Na amálgama deslizante em que nos tornamos, passageiros indo do comboio para a rua em hora de ponta, sigo atrás de três raparigas. Duas escutam a terceira, referindo-se esta a uma ausente e detestada quarta: “Aquela porca manjericona!...”
Experimentem dizer em voz alta e verão que a coisa funciona. A fêmea de suíno não surpreende, trata-se de um insulto comum, mas o género feminino da planta aromática a que os italianos chamam “basilico” e dão melhor uso, embora não exista, soa facilmente a ofensa (em particular se “porca”), devido à incontornável sugestão do vulgarismo indicador da genitália feminina. Manjerona, outra erva aromática, também rimaria, mas o impacto seria francamente menor.
Numa ulterior reflexão sobre esta candente problemática, recordei a figura icónica do capitão Haddock, companheiro em tantas aventuras de Tintin. Marinheiro de língua solta, o capitão insultava com vigor, quando era caso disso, mas sobretudo com inigualável originalidade, usando palavras de significado nada insultuoso, mas em medonho e retumbante registo vocal (sugerido graficamente aos leitores). Alguns exemplos: “Anacoluto!” (nome de uma figura de estilo); “ectoplasma!” (termo usado tanto na biologia como na parapsicologia); ou, mostremos agora uma expressão em francês, “moule a gaufres!” (o utensílio/forma usado para fazer “waffles”). Há centenas de insultos do género, inventados por Hergé, e dicionários dedicados ao tema.
“Insultai-vos uns aos outros” não é uma norma de conduta que aqui queiramos promover, mas chamar “ostrogodo” ou “flebótomo” a alguém que não apreciamos, usando o tom adequado, pode ser libertador ou, pelo menos, divertido. É sempre possível encontrar, até nos momentos mais negros, aquele pormenor risível que facilita a nossa sobrevivência.

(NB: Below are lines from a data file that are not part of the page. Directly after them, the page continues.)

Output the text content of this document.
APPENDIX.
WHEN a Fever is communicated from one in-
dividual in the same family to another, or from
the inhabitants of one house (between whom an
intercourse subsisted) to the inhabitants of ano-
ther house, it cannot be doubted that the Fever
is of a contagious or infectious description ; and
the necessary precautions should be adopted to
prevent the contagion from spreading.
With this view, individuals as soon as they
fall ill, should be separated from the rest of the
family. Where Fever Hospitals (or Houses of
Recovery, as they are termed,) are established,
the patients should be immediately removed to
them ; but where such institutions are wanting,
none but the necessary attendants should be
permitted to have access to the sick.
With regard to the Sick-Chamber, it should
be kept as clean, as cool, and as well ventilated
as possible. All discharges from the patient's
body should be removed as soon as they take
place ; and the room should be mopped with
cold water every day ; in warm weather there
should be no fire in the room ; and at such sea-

Hoje é empossado o “novo” presidente dos Estados Unidos, pelo que a crónica tem como destinatários os nossos leitores do Canadá, da Gronelândia ou do Panamá. Ao meio-dia (Eastern Standard Time, mais cinco horas em Portugal Continental), virem-se na direção de Washington D. C. e gritem: “Cataplasma!”, “scolopendra!” ou “logaritmo!”. Sentirão o alívio. E o remate pode ser em francês: “Mille millions de mille milliards de mille sabords de tonnerre de Brest!”.